This profile is written and maintained by the homeowner, architect, or builder.
I bought this home 5 years ago. I was lured by the size of the land (5500m2) which provided an opportunity to be more self-sustainable.
The property was already self-sufficient with water and I am gradually working on creating an edible garden that produces plenty of food but I soon found that electricity reliability was a real issue.
The property is subject to regular power outages, both scheduled and unplanned. It is frequent for blackouts to last longer than 24 hours when they occur.
While I could have joined my neighbours and bought a generator, I decided to become as self-sufficient as possible with electricity instead.

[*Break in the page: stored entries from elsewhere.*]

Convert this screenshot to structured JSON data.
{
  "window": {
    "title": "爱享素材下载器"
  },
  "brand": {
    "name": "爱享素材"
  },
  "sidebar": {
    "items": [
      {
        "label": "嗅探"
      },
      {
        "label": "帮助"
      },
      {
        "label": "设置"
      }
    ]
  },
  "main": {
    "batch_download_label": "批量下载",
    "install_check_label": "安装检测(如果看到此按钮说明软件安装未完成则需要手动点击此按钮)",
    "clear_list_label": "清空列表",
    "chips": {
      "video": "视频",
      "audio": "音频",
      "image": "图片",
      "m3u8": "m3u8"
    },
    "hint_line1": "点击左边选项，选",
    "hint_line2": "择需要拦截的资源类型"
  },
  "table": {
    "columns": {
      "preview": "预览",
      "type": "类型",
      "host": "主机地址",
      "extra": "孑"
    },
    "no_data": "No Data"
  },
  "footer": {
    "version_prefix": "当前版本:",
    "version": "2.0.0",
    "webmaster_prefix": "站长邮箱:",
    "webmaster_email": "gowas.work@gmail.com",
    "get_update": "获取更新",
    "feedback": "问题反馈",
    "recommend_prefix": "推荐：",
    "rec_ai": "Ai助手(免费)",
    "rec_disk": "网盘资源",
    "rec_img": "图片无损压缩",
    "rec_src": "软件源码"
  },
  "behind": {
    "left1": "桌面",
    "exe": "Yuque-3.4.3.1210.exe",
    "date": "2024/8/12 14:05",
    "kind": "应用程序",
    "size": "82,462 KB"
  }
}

After considering a lot of options, with the help of Off-Grid Energy Australia, I installed a PV/Battery system in August 2019 that would meet my energy requirements for the majority of the year but would have grid access for backup over winter. I am also able to sell excess solar to the grid.
The system design was determined by the inverters needed to meet electricity distributor Ausnet’s requirements and consists of 12kW REC solar panels and a 20kWh BYD battery, with a mix of both AC and DC coupled panels.
Over spring, summer and most of autumn I had practically no grid import but was able to export hundreds of kWh to the grid each month, turning quarterly bills of several hundred dollars into credits from my electricity retailer. Since installation there have been multiple power outages, one lasting around 40 hours, and the system was able to fully power my home, even to the point of being able to charge my plug-in hybrid electric vehicle overnight. I have not had to reset my clocks!
Winter is more of a challenge as I use more electricity than is generated by the solar panels. But to ensure I always have power, I charge my battery overnight using off-peak power to create a reserve in case the grid fails.